When thinking about how to post about EduCon, it is this idea that I keep returning to: the people at EduCon. The big thinkers.  Which reminded me how important connections and relationships are when learning.  This has been the hardest part of my embracing technology. I see my husband unfulfilled by the TV screen that is his graduate classes and remember back to the great personalities that collided and meshed and argued and laughed in my own graduate classes.  I'm still in touch with many of my fellow students because we bonded through those lively debates and pre and post class chatter. I don't get the sense that my husband will cherish the relationships he's sort of formed through his online classes.

And I think of my middle school students and how tactile they are. I have a Newton's cradle and a stress ball in my classroom and both were destroyed within a month. Not because my students are overly destructive, but because they show an engagement and excitement about those toys that I wish they'd show toward my grammar lessons. So on day one of the conference, after taking a rather bone-jarring fall on the icy pavement as I was returning from lunch, my frustration was quickly met with delight as my next session had a description that included: 

It’s time educators break down the walls, promote mindful disorder, leverage ALL of the environment for learning, and guarantee our young people access to contemporary materials for learning and creating new knowledge. This session will cause you to question all that you have come to believe schooling is as we collectively imagine what learning can become.
Oh, yes.  I was ready.  And this group delivered.  Immediately we logged on to Todaysmeet.com, a bare-bones site that is as beautifully stark as google, making it probably the easiest web tool I've included in my classroom. Essentially, you open a closed chat room, and everyone can easily contribute to  it within a limited character length--I'm looking at you fellow verbose English teachers.  It's easy to setup, easy to explain, easy to navigate, and it disappears within hours or a week--you choose. Did I mention it was easy?
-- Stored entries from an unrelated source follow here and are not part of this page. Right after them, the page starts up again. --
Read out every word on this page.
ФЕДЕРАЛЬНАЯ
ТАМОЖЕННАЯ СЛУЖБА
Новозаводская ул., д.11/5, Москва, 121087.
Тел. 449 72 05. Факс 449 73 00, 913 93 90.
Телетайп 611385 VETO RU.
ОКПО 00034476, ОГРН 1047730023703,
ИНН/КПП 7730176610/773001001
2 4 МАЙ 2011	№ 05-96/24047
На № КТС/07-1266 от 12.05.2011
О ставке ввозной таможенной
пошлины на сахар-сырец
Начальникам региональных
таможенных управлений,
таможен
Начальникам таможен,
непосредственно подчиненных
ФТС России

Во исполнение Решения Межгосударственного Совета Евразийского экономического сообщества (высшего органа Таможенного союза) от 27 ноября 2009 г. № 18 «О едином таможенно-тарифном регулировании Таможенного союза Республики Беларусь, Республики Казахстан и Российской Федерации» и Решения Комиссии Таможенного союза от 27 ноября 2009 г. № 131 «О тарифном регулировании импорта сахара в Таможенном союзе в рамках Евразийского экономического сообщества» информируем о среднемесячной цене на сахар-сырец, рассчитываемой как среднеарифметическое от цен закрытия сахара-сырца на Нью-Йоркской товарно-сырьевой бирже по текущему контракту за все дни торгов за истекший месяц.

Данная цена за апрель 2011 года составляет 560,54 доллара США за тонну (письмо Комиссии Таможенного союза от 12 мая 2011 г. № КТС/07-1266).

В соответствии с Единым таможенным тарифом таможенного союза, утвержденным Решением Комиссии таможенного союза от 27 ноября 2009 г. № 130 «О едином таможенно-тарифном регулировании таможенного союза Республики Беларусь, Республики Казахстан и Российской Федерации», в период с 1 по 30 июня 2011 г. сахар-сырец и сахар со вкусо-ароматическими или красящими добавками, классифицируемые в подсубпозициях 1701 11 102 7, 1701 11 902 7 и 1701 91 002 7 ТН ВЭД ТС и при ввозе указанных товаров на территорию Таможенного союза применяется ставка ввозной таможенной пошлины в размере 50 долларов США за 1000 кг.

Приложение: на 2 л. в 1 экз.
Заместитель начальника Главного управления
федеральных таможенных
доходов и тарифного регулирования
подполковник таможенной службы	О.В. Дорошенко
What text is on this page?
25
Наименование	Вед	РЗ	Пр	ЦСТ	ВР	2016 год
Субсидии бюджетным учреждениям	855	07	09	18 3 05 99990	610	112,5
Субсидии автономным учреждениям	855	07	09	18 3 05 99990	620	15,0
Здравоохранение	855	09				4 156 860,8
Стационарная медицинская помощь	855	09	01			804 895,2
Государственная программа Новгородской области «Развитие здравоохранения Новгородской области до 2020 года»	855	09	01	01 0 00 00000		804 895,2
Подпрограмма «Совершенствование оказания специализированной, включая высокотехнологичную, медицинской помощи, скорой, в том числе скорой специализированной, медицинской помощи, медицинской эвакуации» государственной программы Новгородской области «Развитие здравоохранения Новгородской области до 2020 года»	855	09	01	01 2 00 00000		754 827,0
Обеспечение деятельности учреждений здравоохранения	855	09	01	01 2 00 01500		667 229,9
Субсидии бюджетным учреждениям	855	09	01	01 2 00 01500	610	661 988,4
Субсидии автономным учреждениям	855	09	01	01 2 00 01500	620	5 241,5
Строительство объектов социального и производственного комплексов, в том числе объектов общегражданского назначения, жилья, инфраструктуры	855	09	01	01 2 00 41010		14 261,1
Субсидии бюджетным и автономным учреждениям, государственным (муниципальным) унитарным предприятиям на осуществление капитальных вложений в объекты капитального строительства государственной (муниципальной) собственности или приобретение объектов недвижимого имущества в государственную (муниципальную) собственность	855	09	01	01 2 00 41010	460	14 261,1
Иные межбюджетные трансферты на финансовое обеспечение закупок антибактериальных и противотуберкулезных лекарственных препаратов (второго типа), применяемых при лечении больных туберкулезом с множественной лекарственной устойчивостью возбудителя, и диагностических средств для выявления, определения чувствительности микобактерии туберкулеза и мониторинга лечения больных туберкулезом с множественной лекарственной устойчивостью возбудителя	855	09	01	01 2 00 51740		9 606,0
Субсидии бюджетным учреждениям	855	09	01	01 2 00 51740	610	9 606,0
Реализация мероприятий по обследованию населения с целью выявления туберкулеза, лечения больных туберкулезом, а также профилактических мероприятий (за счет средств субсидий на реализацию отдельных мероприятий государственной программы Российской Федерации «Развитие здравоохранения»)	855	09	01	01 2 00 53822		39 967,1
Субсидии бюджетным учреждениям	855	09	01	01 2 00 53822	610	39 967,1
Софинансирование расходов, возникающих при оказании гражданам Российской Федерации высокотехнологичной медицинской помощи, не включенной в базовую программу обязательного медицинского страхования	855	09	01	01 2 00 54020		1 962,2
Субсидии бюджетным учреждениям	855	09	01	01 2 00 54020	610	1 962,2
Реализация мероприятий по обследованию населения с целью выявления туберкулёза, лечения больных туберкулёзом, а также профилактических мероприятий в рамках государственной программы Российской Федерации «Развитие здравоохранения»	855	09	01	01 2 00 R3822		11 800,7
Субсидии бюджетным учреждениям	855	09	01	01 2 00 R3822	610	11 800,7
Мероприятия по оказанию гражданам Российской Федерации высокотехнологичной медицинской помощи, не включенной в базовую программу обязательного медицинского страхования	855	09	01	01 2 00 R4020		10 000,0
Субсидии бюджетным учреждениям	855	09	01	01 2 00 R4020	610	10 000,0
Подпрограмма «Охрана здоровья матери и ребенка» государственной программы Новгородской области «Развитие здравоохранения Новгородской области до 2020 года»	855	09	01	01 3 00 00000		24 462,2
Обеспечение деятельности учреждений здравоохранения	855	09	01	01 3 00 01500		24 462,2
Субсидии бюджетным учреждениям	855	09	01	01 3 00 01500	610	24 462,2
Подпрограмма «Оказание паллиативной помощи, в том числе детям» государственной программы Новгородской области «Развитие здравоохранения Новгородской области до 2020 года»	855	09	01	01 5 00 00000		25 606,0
Throughout our 90 minute session, I was continually drawn to the ideas being posted and linked to at todaysmeet.  Mini-conversations about related topics punctuated the main topic of the day: how to create a school, from scratch, without a template.  With Legos.  Yes, we began by creating with Legos, then touring our Lego metaphors, then-- my favorite part-- changing each other's Lego designs as we walked around on a second tour. It was an eye-opening experiment that likely caused us to be more disorderly than mindful, but I found myself so much more engaged and full of ideas than in the sessions where I stared at someone talking and tried to listen and take notes for a sustained period of time. The tactile experiment engaged my brain, and todaysmeet gave me the connection I needed to develop what I was thinking.

To me, technology needs to reinvent, not substitute. To do it the old way, but slap some technology into a dusty lesson plan seems clunky and out-of-touch. Why a smartboard to replace a whiteboard that's replaced a chalkboard? Why not think of a new way to work with information than a board? Which brings me to my second take-away from the conference: failure.

The opening night's panel, an eclectic group of people that included google's "Senior Education Evangelist," eventually got to that light and easy topic so crucial to success: failure. You know, the thing we teachers tell students it is safe to do, yet never allow ourselves to really practice it? Yes, putting a lot of effort behind something that just.doesn't.work.  To me, if we are going to use technology in our classrooms, we have to fail at it. A lot. As we're responsible for educating tomorrow's leaders and workers and givers and takers; it's a hard pill to swallow. But most teachers agree that this Industrial Revolution-inspired classroom setup is outdated, and no amount of one-to-one laptop programs or stacks of iPads is going to fix it.  If we are going to really change things, we need to find a way to use the ever-growing technology at our fingertips both to enhance our current lessons, but also to break away from safe planning and fail until we find success.

At 8pm I arrived at the airport, opened my email and found over 50 emails that need imminent attention. I'm ready.